7 de abril de 2010
Polvos mágicos, polvos sucios
Por Alejandro
La cita es a la siete y media de la mañana. El micro que nos lleva parte hacia la terminal de ómnibus del Cerro. El día está resplandeciente, fresco, brillante, ideal para filmar spots publicitarios al aire libre; porque en una campaña política, un día hay que grabar spots publicitarios para televisión, y ese día es hoy.
Los rostros de las personas no lucen en su máximo esplendor a tempranas horas de la mañana, y menos aquellas que ya han ultrapasado el medio siglo de existencia, todos lo sabemos, no es necesario ser actriz o protagonista de una publicidad, basta con mirarse espejo al levantarnos de la cama.
Para esas situaciones existen unos seres, casi imperceptibles en medio del tumulto de directores que gritan, técnicos de sonido que claman por silencio, camarógrafos que piden más o menos luz, ayudantes, etcétera, que son las silenciosas maquilladoras.
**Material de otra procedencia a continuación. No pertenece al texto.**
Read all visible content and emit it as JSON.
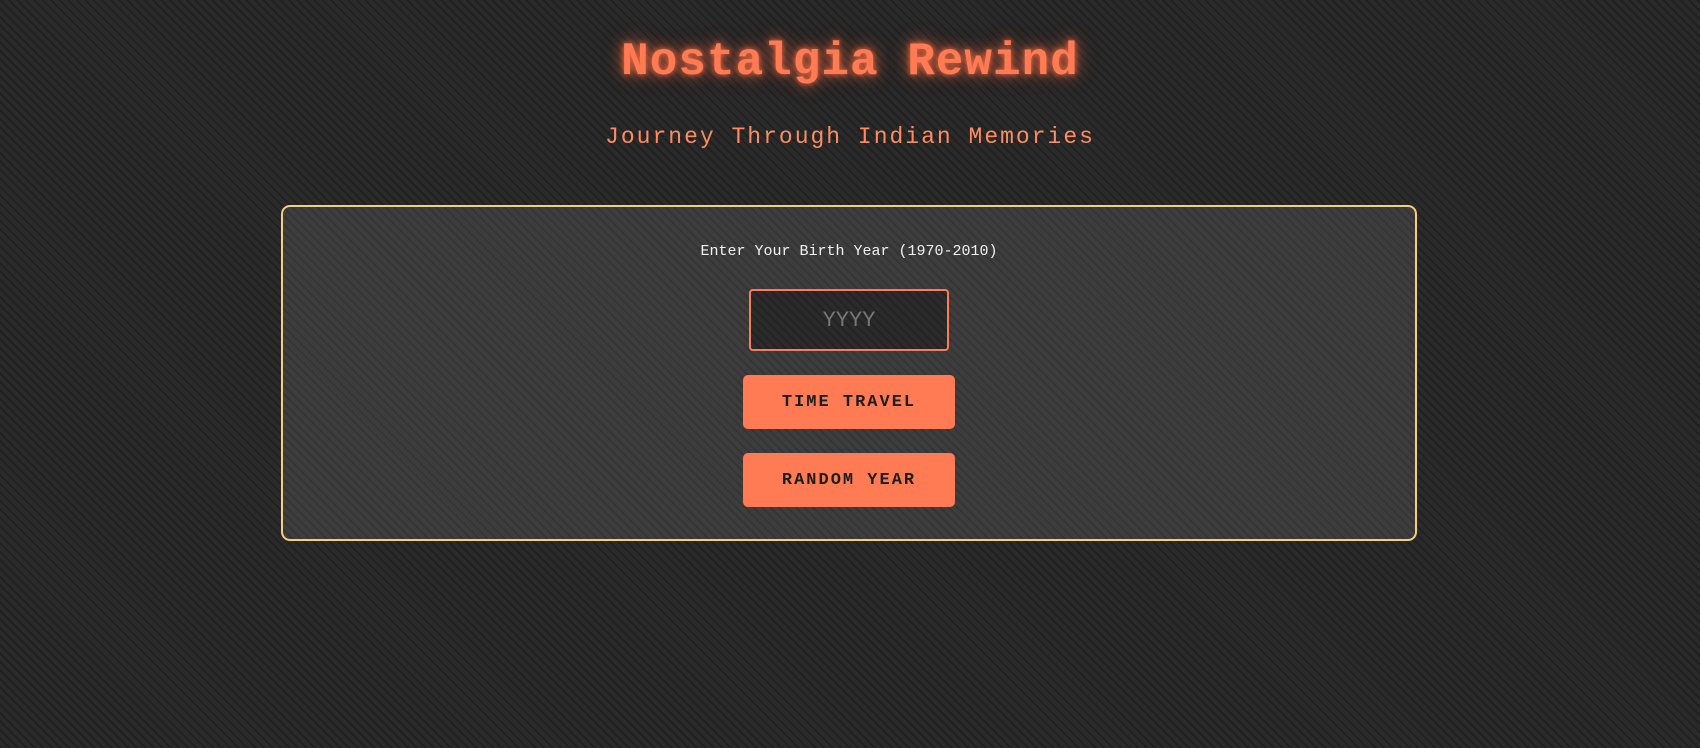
{
  "header": {
    "title": "Nostalgia Rewind",
    "subtitle": "Journey Through Indian Memories"
  },
  "form": {
    "label": "Enter Your Birth Year (1970-2010)",
    "year_input": {
      "value": "",
      "placeholder": "YYYY"
    },
    "time_travel_label": "TIME TRAVEL",
    "random_year_label": "RANDOM YEAR"
  },
  "colors": {
    "accent": "#ff7b53",
    "panel_border": "#f4cf7a",
    "background": "#252525"
  }
}
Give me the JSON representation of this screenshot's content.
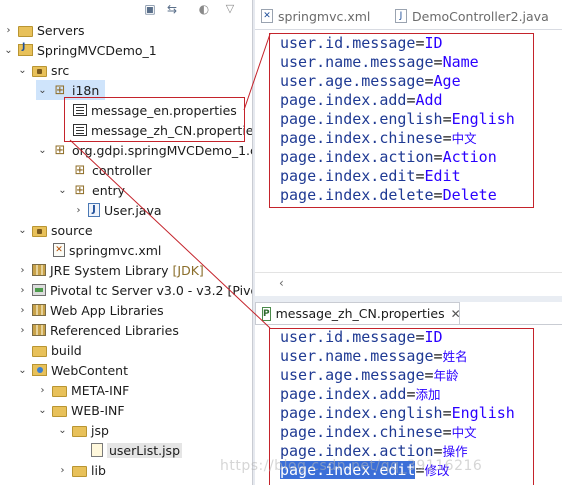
{
  "explorer": {
    "toolbar_icons": [
      "collapse-all-icon",
      "link-with-editor-icon",
      "focus-icon",
      "view-menu-icon"
    ],
    "items": [
      {
        "label": "Servers",
        "icon": "folder",
        "twisty": "›"
      },
      {
        "label": "SpringMVCDemo_1",
        "icon": "project",
        "twisty": "⌄"
      },
      {
        "label": "src",
        "icon": "srcfolder",
        "twisty": "⌄"
      },
      {
        "label": "i18n",
        "icon": "package",
        "twisty": "⌄"
      },
      {
        "label": "message_en.properties",
        "icon": "properties-file",
        "twisty": ""
      },
      {
        "label": "message_zh_CN.propertie",
        "icon": "properties-file",
        "twisty": ""
      },
      {
        "label": "org.gdpi.springMVCDemo_1.c",
        "icon": "package",
        "twisty": "⌄"
      },
      {
        "label": "controller",
        "icon": "package",
        "twisty": ""
      },
      {
        "label": "entry",
        "icon": "package",
        "twisty": "⌄"
      },
      {
        "label": "User.java",
        "icon": "java-file",
        "twisty": "›"
      },
      {
        "label": "source",
        "icon": "srcfolder",
        "twisty": "⌄"
      },
      {
        "label": "springmvc.xml",
        "icon": "xml-file",
        "twisty": ""
      },
      {
        "label": "JRE System Library",
        "suffix": "[JDK]",
        "icon": "library",
        "twisty": "›"
      },
      {
        "label": "Pivotal tc Server v3.0 - v3.2 [Pivot",
        "icon": "server-library",
        "twisty": "›"
      },
      {
        "label": "Web App Libraries",
        "icon": "library",
        "twisty": "›"
      },
      {
        "label": "Referenced Libraries",
        "icon": "library",
        "twisty": "›"
      },
      {
        "label": "build",
        "icon": "folder",
        "twisty": ""
      },
      {
        "label": "WebContent",
        "icon": "webcontent-folder",
        "twisty": "⌄"
      },
      {
        "label": "META-INF",
        "icon": "folder",
        "twisty": "›"
      },
      {
        "label": "WEB-INF",
        "icon": "folder",
        "twisty": "⌄"
      },
      {
        "label": "jsp",
        "icon": "folder",
        "twisty": "⌄"
      },
      {
        "label": "userList.jsp",
        "icon": "jsp-file",
        "twisty": ""
      },
      {
        "label": "lib",
        "icon": "folder",
        "twisty": "›"
      }
    ]
  },
  "editor_top": {
    "tabs": [
      {
        "label": "springmvc.xml",
        "icon": "xml-file-icon"
      },
      {
        "label": "DemoController2.java",
        "icon": "java-file-icon"
      }
    ],
    "lines": [
      {
        "key": "user.id.message",
        "eq": "=",
        "value": "ID"
      },
      {
        "key": "user.name.message",
        "eq": "=",
        "value": "Name"
      },
      {
        "key": "user.age.message",
        "eq": "=",
        "value": "Age"
      },
      {
        "key": "page.index.add",
        "eq": "=",
        "value": "Add"
      },
      {
        "key": "page.index.english",
        "eq": "=",
        "value": "English"
      },
      {
        "key": "page.index.chinese",
        "eq": "=",
        "value": "中文"
      },
      {
        "key": "page.index.action",
        "eq": "=",
        "value": "Action"
      },
      {
        "key": "page.index.edit",
        "eq": "=",
        "value": "Edit"
      },
      {
        "key": "page.index.delete",
        "eq": "=",
        "value": "Delete"
      }
    ],
    "scroll_left": "‹"
  },
  "editor_bottom": {
    "tab_label": "message_zh_CN.properties",
    "close": "✕",
    "lines": [
      {
        "key": "user.id.message",
        "eq": "=",
        "value": "ID"
      },
      {
        "key": "user.name.message",
        "eq": "=",
        "value": "姓名"
      },
      {
        "key": "user.age.message",
        "eq": "=",
        "value": "年龄"
      },
      {
        "key": "page.index.add",
        "eq": "=",
        "value": "添加"
      },
      {
        "key": "page.index.english",
        "eq": "=",
        "value": "English"
      },
      {
        "key": "page.index.chinese",
        "eq": "=",
        "value": "中文"
      },
      {
        "key": "page.index.action",
        "eq": "=",
        "value": "操作"
      },
      {
        "key": "page.index.edit",
        "eq": "=",
        "value": "修改"
      }
    ]
  },
  "watermark": "https://blog.csdn.net/qq_39116216",
  "colors": {
    "annotation_red": "#c4232b",
    "key_blue": "#1f3a93",
    "value_blue": "#2a00ff",
    "selection": "#3b6fd8"
  }
}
Hacen su trabajo antes de que empiece la parafernalia, se quedan quietitas observándolo todo, y en lugar de detentar grandes cámaras, o largas varas sosteniendo micrófonos, o incluso megáfonos para impartir órdenes, deambulan alrededor de los protagonistas, casi sin ser vistas, con un pequeño pincel en la mano y una cajita con polvos mágicos. Casi como un hada que es capaz de realzar la belleza más esplendorosa o esconder el más odiado de los defectos; así es nuestra maquilladora, como si los pies no se le apoyaran en el piso, de mirada calma pero escudriñadora, de voz suave, casi tímida, conocedora de la historia del maquillaje que se remonta a los confines de la historia.
-Los hombres y mujeres se maquillaron para la guerra y para agradar a los dioses desde tiempos inmemoriales –me dijo, cierta vez, en voz baja, durante un descanso.
Los egipcios, con la dualidad que siempre los caracterizó, maquillaron con fines terapéuticos y preventivos, además de los estéticos. En una tierra seca, polvorienta, llena de insectos y con mucho sol, los ojos debían protegerse. No en vano a la enfermedad llamada tracoma se le conoce también por oftalmia egipcia. En cuanto a lo estético los ojos debían hablar.
Pienso ahora que nuestra jornada de filmaciones nos llevó a la Planta de Disposición Final de Residuos Felipe Cardoso y nos llevó también a la Plaza Líber Seregni. Quizás también ahí está nuestra dualidad, no la egipcia, la nuestra. De la belleza, de la recuperación de un espacio abandonado para transformarlo en un área pública y disfrutable, hasta un enorme depósito de basura, polvoriento, maloliente, y repleto de moscas, que constituye uno de nuestros grandes problemas, y cuando digo ––nuestros–– me refiero a la humanidad.
Quién sabe nuestra maquilladora, en un insólito e inesperado paralelismo, también cumplió con los mismos fines terapéuticos y preventivos además de los estéticos de la antigüedad. Quizás la piel de nuestra candidata a intendenta, y sus ojos, estuvieron además de embellecidos, protegidos durante el día, por pinturas que otrora fueron anti-deslumbrantes, ahuyentadoras de insectos, y protectoras de polvo y suciedades.
La maquilladora. Uno de los tantos personajes que acompañan a nuestra candidata, y que lo es porque le gusta, y porque casi sin darse cuenta, la vida la fue llevando hacia ello.
Sobre otras cosas de esta jornada ya habremos de escribir.
Esta no es tarea de uno, ni lo será. Ahora era hora de rendir un pequeñísimo homenaje a una de las heroínas anónimas de esta campaña.